The traditional cause for revolution is no longer needed as the American government has created democracy for its citizens. But once a society becomes democratized in its political system and more egalitarian in its social institutions, it is unlikely that it will ever undergo the type of revolutionary upheavals experienced by France in 1789 and England in the 164os. In a speech to the British Parliament, Ronald Reagan announced that the United States was about to throw its prestige and resources behind a program launched to strengthen “democracy throughout the world,” but he made no reference to the idea of democratic citizenship or any suggestion that democracy might need strengthening at home.
A democratic conception of citizenship, if it means anything at all, means that the citizen is supposed to exercise his rights to advance or protect the kind of polity that depends on his being involved in its common concerns. The liberal view was that citizenship is democratic in the United States because every citizen, regardless of cultural, social, economic, and biological differences, can equally claim the right to vote, speak, worship, acquire property and have it protected, and be assured of the elements of a fair trial. Unfortunately, the liberal civic culture never supplied any content to rights. The Constitution was not designed to encourage citizen action but to prevent arbitrary power, especially the form of power represented by the will of the majority. Among several of the states, the majority principle was being actively tested in the period from the outbreak of the Revolution in 1776 to the ratification of the Constitution in 1789. The Constitution was intended to shatter the majoritarian experiment at the national level by incorporating several devices that were supposed to frustrate the natural form of democratic action: separation of powers, checks and balances, federalism, the Supreme Court, indirect election of the president and Senate, and brief tenure for representatives.
At almost the exact moment when the liberal theory of rights was about to be given the material form of the first ten amendments to the Constitution, James Madison, who was the prime mover of that effort, also produced what came to be the classical formulation of the liberal theory of politics. In Letter 10 of the Federalist papers, he argued that one of the sternest tests for the proposed Constitution would be whether it could control “factions,” the distinctive form of politics in a society founded on freedom. Instead of playing the role of defender of rights, the government assumed a function more consistent with the politics of interest groups, that of “balancing” rights against certain overriding matters of state. Thus when wider latitude was given to the CIA and FBI to conduct surveillance, or when First Amendment rights of the press were limited by the prohibition against disclosing the names of CIA agents, the government’s justification was that there had to be a balancing of national security needs with civil liberties, as though the setting were simply another instance of having to weigh the demands of conflicting groups.
Throughout the nineteenth century and down to the New Deal, property rights, rather than civil or political rights, dominated American politics-even the issue of slavery was formulated as a matter of rights of ownership. But in the twentieth century, especially after World War II, it has been the civil rights of citizens that have been contested, not only in the courts and before administrative tribunals, but in the arena of interest-group politics. Rights to abortion, sexual freedom, freedom from censorship, public education free of religious influences, rights of privacy against sophisticated surveillance, affirmative action quotas-these and a multitude of other issues are an indication of how profoundly politicized rights have become, how unassured their status is. Beginning with the New Deal, liberals argued that political rights were formal and ineffective if citizens did not have jobs, social security, unemployment compensation, the right to organize unions and bargain collectively, access to higher education, and, in general, a decent standard of living. or more than three decades the thinking behind as well as the substance of public policies dealing with the poor, the unemployed, and racial minorities, have treated them as having a pariah status quite unlike other interests.

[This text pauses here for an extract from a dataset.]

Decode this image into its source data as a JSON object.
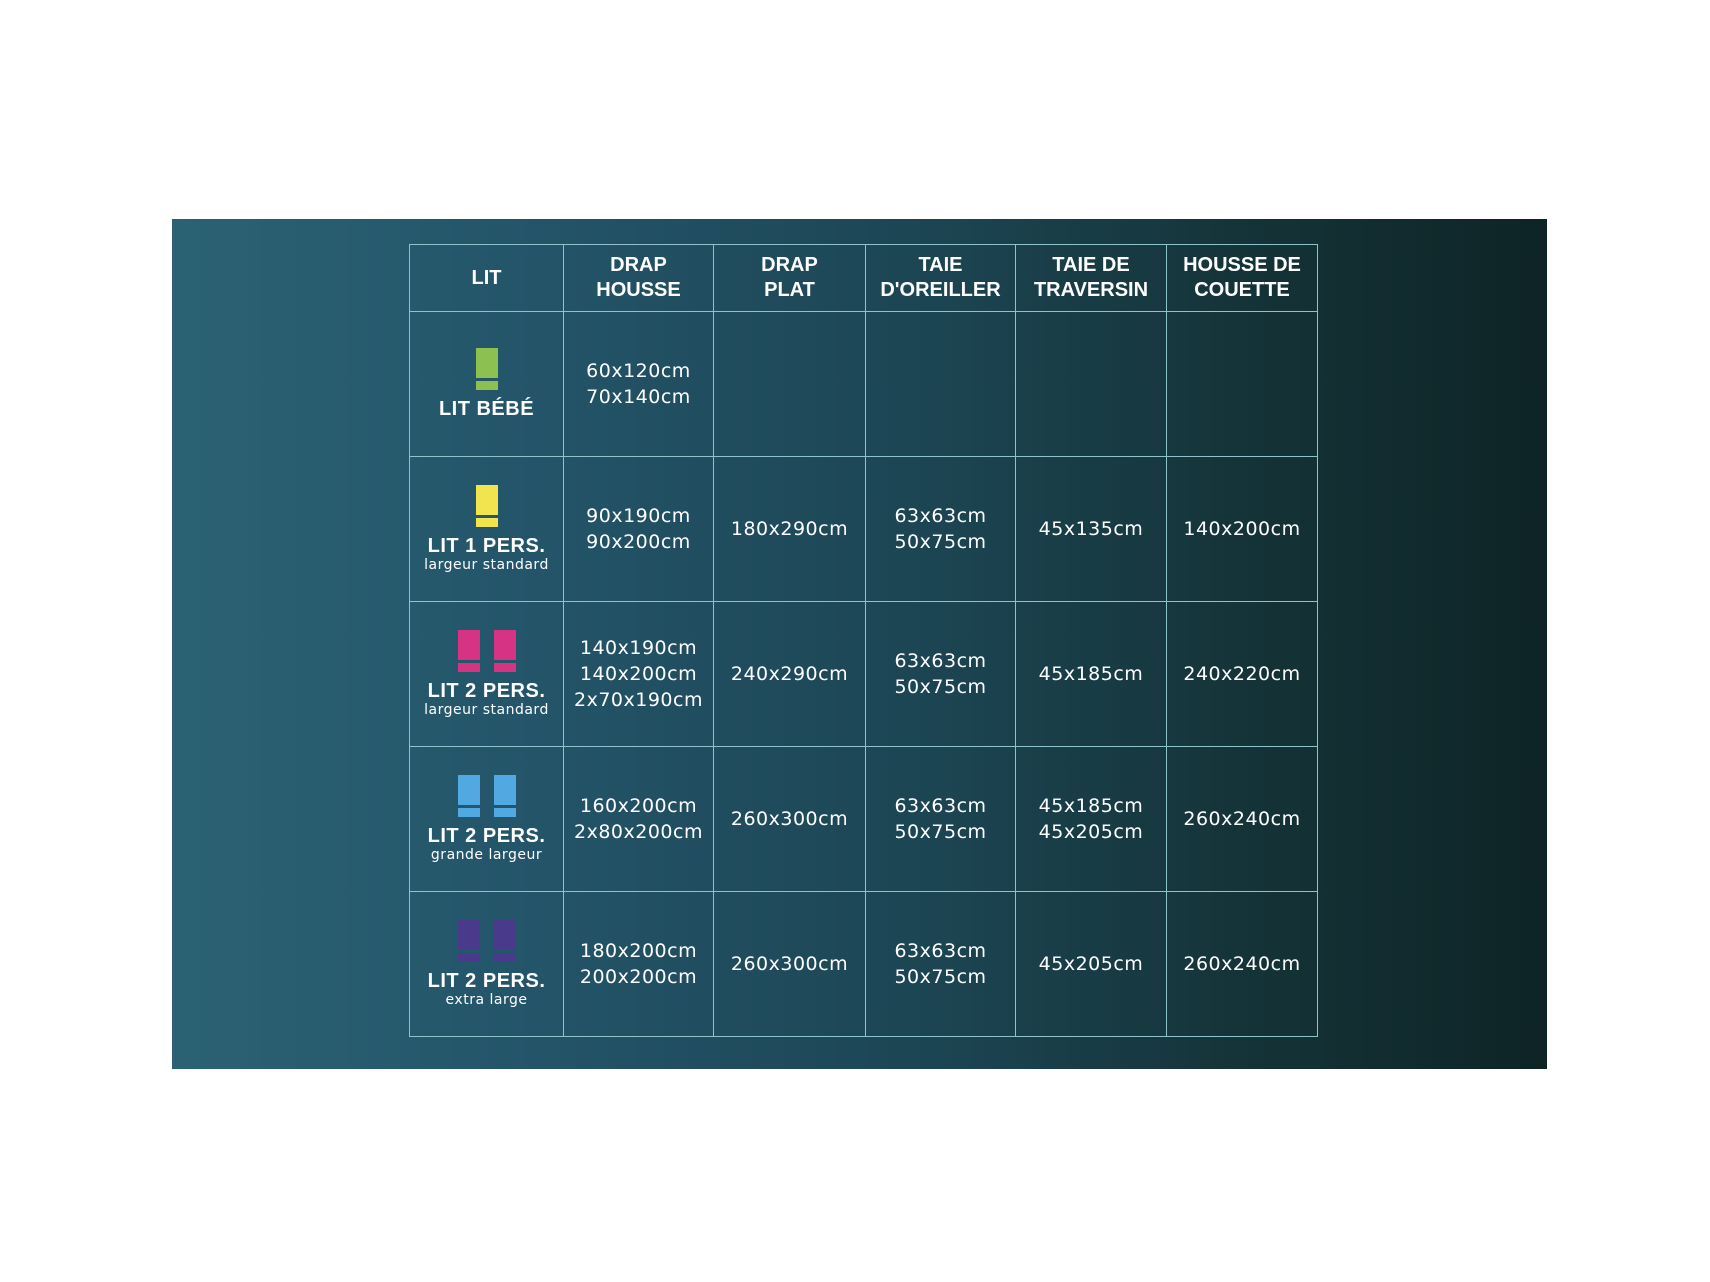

The tacit assumption of interest-group politics has always been that there was one common element among farmers, workers, employers, and teachers, etc.: they were all productive in one way or another. Those who are poor, unemployed and members of racial minorities can be treated differently, in ways that are divisive, that render them incapable of sustained political action. They are “targeted” by specialized programs that, in effect, fragment their lives.
The practical task is to nurture existing movements that can provide constructive forms for rejectionism and make it genuinely political. The most important of these are the grassroots movements that have become epidemic throughout the country. While it is of the utmost importance that Democrats support and encourage political activity at the grassroots level, it is equally necessary that the political limitations of such activity be recognized.